Architecture
ScaiPersona is a thin product layer over ScaiGrid's existing primitives — the model catalogue, the inference pipeline, ScaiMatrix retrieval, and ScaiDrive shares. There is no separate "persona engine"; a persona is a configuration plus a request enricher that runs inside the inference pipeline.
Components#
There is no separate ScaiPersona deployment. ScaiPersona is a ScaiGrid module — it runs in the same FastAPI process, behind the same auth, accounted against the same budgets. The CRUD routes live at /v1/modules/scaipersona/; the actual hot path runs inside the inference enricher.
Request flow for one persona invocation#
- Caller calls
POST /v1/inference/chatwithmodel = "tenant/{tenant_slug}/{persona_slug}". - Routing resolves the slug to the persona's published
FrontendModel.

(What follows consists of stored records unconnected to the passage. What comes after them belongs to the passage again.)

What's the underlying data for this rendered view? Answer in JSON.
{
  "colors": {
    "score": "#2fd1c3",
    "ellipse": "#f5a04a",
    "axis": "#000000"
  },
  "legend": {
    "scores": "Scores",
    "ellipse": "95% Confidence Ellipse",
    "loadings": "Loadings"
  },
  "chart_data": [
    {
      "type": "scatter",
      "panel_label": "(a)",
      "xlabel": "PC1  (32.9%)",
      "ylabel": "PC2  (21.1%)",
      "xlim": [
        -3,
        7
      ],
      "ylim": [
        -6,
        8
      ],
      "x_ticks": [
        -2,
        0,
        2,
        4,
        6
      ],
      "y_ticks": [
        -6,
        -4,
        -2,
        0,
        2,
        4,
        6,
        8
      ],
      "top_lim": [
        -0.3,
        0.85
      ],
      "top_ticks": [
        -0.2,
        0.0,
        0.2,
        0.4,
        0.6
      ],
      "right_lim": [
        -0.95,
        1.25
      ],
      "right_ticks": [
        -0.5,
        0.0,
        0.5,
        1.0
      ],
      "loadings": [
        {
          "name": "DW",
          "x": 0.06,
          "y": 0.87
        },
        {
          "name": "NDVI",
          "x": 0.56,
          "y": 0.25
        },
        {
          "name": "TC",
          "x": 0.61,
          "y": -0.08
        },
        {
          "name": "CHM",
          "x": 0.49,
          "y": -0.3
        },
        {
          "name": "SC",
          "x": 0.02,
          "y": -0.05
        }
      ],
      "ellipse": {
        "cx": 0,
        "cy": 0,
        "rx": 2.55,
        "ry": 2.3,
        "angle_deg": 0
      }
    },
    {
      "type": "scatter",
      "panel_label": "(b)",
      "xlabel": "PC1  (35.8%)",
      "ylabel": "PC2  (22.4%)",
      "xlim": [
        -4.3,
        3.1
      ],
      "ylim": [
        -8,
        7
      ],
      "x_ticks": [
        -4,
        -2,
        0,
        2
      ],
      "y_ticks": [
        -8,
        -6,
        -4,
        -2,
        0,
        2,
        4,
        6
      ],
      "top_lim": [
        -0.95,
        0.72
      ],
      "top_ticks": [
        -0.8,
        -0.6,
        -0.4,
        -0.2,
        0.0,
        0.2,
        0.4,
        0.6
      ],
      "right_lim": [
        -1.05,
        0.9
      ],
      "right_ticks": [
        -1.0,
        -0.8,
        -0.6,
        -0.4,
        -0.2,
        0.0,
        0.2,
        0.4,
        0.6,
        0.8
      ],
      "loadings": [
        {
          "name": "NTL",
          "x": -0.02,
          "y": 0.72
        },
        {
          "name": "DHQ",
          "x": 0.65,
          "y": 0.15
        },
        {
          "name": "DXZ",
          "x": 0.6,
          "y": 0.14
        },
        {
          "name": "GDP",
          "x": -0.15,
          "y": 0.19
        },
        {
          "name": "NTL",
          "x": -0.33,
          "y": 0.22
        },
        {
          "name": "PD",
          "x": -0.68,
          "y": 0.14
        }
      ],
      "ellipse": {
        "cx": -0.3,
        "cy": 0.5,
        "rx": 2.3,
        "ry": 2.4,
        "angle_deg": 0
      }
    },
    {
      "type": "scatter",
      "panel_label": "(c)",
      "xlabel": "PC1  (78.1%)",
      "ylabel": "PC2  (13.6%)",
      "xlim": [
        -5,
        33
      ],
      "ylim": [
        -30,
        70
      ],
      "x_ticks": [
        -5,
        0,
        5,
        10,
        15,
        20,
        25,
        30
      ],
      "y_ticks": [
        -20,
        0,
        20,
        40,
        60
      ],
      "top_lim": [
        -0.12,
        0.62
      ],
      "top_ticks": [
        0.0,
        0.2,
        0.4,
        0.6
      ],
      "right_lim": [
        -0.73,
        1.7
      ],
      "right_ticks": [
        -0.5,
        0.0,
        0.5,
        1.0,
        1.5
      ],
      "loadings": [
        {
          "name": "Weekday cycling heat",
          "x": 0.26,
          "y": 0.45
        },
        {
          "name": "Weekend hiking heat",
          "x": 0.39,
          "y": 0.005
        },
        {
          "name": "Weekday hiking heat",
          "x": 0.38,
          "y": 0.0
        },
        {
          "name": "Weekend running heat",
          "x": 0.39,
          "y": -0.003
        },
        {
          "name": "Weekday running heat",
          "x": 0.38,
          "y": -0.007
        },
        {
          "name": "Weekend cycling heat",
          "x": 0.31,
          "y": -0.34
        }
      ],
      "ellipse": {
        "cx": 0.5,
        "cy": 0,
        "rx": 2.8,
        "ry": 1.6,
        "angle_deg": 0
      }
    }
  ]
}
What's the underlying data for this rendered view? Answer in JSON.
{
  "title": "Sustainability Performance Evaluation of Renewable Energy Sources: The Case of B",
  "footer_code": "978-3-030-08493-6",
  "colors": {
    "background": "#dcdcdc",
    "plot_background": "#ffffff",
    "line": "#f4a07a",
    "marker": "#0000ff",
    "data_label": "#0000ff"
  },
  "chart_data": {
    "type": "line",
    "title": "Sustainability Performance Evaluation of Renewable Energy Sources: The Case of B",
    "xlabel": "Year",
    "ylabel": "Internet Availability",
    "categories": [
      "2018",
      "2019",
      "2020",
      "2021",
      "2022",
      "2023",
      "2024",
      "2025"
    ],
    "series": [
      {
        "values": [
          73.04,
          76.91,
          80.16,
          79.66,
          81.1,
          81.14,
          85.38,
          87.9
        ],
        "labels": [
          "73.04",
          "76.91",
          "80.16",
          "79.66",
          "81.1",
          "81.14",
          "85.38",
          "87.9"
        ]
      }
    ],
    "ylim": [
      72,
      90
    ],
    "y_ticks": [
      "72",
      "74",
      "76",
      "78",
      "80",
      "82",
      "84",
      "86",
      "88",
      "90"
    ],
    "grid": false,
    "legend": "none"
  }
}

The frontend model'smetadata.persona_idties it back to the persona row. - Enricher (
persona_enricher, registered onapp.state.persona_enricherat module init) is invoked byInferenceService. It reads the persona, and ifrag_enabledis true, runs the configured RAG strategy. - RAG retrieval. For each active
PersonaSource:collectionsources call ScaiMatrix's vector search after checking the caller's collection access.scaidrivesources call ScaiDrive's/api/v1/search/contextafter exchanging the caller's bearer token for a ScaiDrive-scoped one. Results across sources are weighted bysource.weight, deduplicated, and capped atrag_top_k.
- Context injection. Top chunks are formatted with the persona's
rag_context_template(default: a labelled list) and appended to the system message. - Inference. The enriched request is dispatched to the underlying frontend model's backend. The persona's
system_promptwas already baked into the published frontend model at publish time. - Accounting. Tokens, latency, and dispatch metadata are recorded against the persona's frontend model — the persona ends up in usage reports as its own model.
State#
- Personas and sources — in MariaDB tables
mod_scaipersona_personasandmod_scaipersona_persona_sources. - Published frontend models — in the standard
frontend_modelstable, with ametadata.persona_idpointer back. Backend links are copied from the underlying model at publish time. - Avatars — in S3 under
scaipersona/{tenant_id}/{persona_id}/avatar. Served back throughGET /personas/{id}/avatar(public, no auth). - No persona-level conversation log. Persona invocations land in the standard inference history; filter by model slug to find them.
Publishing semantics#
Publishing materialises a persona as a FrontendModel row. The new row:
- Has slug
tenant/{tenant_slug}/{persona_slug}— globally unique and tenant-namespaced. - Inherits
modality,capabilities,context_window, and pricing from the underlying model. - Uses the persona's
system_promptas itssystem_prompt_template. - Carries the persona's
avatar_urlanddefault_params. - Has its backend links copied from the underlying frontend model so dispatch resolves identically.
Editing a persona while it's published auto-syncs the frontend model on the next PUT /personas/{id} or POST /personas/{id}/avatar. There is no separate draft / live split — every update is live on the next inference call.
Unpublishing deletes the frontend model and removes it from any model groups it had joined. The persona itself stays put; you can re-publish later.
How it differs from calling a vendor model directly#
A direct ScaiGrid chat-completion call gives you tokens-out. ScaiPersona adds:
| Concern | Direct call | ScaiPersona |
|---|---|---|
| System prompt | Caller provides per-request | Baked into the published model |
| RAG retrieval | Caller orchestrates | Built-in; ScaiMatrix + ScaiDrive |
| Multi-source weighting | Caller merges results | Built-in via source.weight |
| Multi-step retrieval | Caller implements | rag_strategy: multi_step / agentic |
| Catalogue listing | Vendor model only | Persona appears as its own frontend model |
| Routing / model groups | Vendor model only | Persona slugs are first-class members |
For a one-off completion, call the inference endpoint with a vendor model. For a named, RAG-grounded assistant you want callers to target by slug, publish a persona.
Where the trust boundary is#
The persona itself is tenant-scoped — PersonaService.get_for_tenant rejects any cross-tenant read. RAG access is enforced at retrieval time, not at attach time: every collection search calls collection_access_fn with the invoking user and drops chunks the caller can't see. ScaiDrive shares are gated by the caller's bearer token, exchanged into a ScaiDrive-scoped token per call — so a persona never "borrows" access the caller doesn't already have.